Aumentando seu amor pelo cinema a cada crítica

Search
Close this search box.

Estou Pensando em Acabar com Tudo

Estou Pensando em Acabar com Tudo

134 minutos

Texto com spoilers.

Arte é uma ferramenta de reflexão, não apenas para quem a aprecia, mas também para quem a cria, e Charlie Kaufman, desde os roteiros de “Quero ser John Malkovich”, “Adaptação” e “Brilho Eterno de uma Mente sem Lembranças” (que lhe deu o Oscar), até a direção em “Sinédoque, Nova York” e “Anomalisa”, encontrou, nas questões existenciais e filosóficas que pairam sobre a cabeça do homem médio, o filão para expurgar os monstros internos que lhe afligem. É parecido com seu alter ego, Jake, o protagonista do satisfatoriamente enigmático “Estou Pensando em Acabar com Tudo”.

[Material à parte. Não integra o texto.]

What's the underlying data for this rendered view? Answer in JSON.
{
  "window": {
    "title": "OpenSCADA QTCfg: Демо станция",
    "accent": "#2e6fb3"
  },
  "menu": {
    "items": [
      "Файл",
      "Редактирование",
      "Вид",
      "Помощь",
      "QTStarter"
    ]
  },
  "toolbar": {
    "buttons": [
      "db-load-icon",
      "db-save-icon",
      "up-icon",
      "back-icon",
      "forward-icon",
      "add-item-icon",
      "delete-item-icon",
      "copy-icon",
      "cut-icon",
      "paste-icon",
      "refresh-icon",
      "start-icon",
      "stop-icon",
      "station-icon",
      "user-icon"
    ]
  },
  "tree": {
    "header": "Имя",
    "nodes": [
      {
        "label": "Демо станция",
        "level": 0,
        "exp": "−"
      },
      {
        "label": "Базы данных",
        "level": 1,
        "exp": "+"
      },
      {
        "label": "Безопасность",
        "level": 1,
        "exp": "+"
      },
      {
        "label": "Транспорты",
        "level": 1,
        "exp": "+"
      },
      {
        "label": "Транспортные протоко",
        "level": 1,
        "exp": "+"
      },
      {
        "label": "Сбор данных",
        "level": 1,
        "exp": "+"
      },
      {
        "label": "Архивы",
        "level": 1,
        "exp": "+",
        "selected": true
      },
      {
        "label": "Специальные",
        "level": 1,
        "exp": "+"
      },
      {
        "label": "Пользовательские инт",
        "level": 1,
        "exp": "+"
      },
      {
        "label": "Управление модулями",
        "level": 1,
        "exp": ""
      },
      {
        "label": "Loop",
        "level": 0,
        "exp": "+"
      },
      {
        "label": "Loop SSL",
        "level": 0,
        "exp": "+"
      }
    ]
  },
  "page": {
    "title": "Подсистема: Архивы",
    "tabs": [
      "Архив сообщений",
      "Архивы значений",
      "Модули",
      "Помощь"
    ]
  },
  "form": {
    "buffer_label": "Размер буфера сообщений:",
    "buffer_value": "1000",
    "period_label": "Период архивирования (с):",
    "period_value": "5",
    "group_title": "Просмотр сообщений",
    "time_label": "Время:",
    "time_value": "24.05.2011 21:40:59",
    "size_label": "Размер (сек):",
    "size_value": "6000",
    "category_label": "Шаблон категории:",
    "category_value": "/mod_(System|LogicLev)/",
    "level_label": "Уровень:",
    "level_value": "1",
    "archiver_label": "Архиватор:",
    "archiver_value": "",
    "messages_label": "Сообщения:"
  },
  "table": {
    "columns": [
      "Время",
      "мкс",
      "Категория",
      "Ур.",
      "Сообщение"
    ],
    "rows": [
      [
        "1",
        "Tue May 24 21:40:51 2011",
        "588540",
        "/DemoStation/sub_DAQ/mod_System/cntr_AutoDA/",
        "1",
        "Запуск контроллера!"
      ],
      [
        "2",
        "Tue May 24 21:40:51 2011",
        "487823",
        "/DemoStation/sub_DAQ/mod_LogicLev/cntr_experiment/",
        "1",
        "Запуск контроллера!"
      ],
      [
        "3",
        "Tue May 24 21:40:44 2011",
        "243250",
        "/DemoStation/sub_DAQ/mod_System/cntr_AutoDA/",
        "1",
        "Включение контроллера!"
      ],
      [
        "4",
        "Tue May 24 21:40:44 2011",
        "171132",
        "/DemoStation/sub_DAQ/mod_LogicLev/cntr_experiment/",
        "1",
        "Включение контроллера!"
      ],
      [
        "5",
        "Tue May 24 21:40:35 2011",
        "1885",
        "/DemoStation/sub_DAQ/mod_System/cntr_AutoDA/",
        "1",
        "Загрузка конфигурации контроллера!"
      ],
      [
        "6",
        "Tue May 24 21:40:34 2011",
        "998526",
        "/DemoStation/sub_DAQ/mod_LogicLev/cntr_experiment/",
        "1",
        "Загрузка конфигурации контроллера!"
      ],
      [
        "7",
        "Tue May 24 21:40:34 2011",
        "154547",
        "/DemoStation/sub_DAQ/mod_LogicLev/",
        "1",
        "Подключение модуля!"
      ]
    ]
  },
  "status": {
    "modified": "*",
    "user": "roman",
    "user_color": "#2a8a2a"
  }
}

Apesar de tentadora a vontade de buscar as respostas desejadas no livro adaptado de Santiago Nazarian, o filme apresenta todas as informações indispensáveis à compreensão das faculdades mentais de Jake, que são também o artifício narrativo adotado por Kaufman. Em vez da habitual objetividade, a narrativa é integralmente – ou quase – subjetiva, isto é narra os acontecimentos com a visão não-confiável de Jake, um zelador idoso e esquizofrênico de uma escola de ensino médio, que pode – ou não – estar revisitando as memórias, frustrações e angústias da adolescência e idade adulta, enquanto fantasia como desejava que sua vida deveria ter sido. Esta epifania é costurada com o auxílio de Lucy – nome que significa ‘luz’ –, uma mulher imaginária, idealizada e abstrata que pode – ou não – ser a amálgama daquelas que passaram ao largo de sua vida.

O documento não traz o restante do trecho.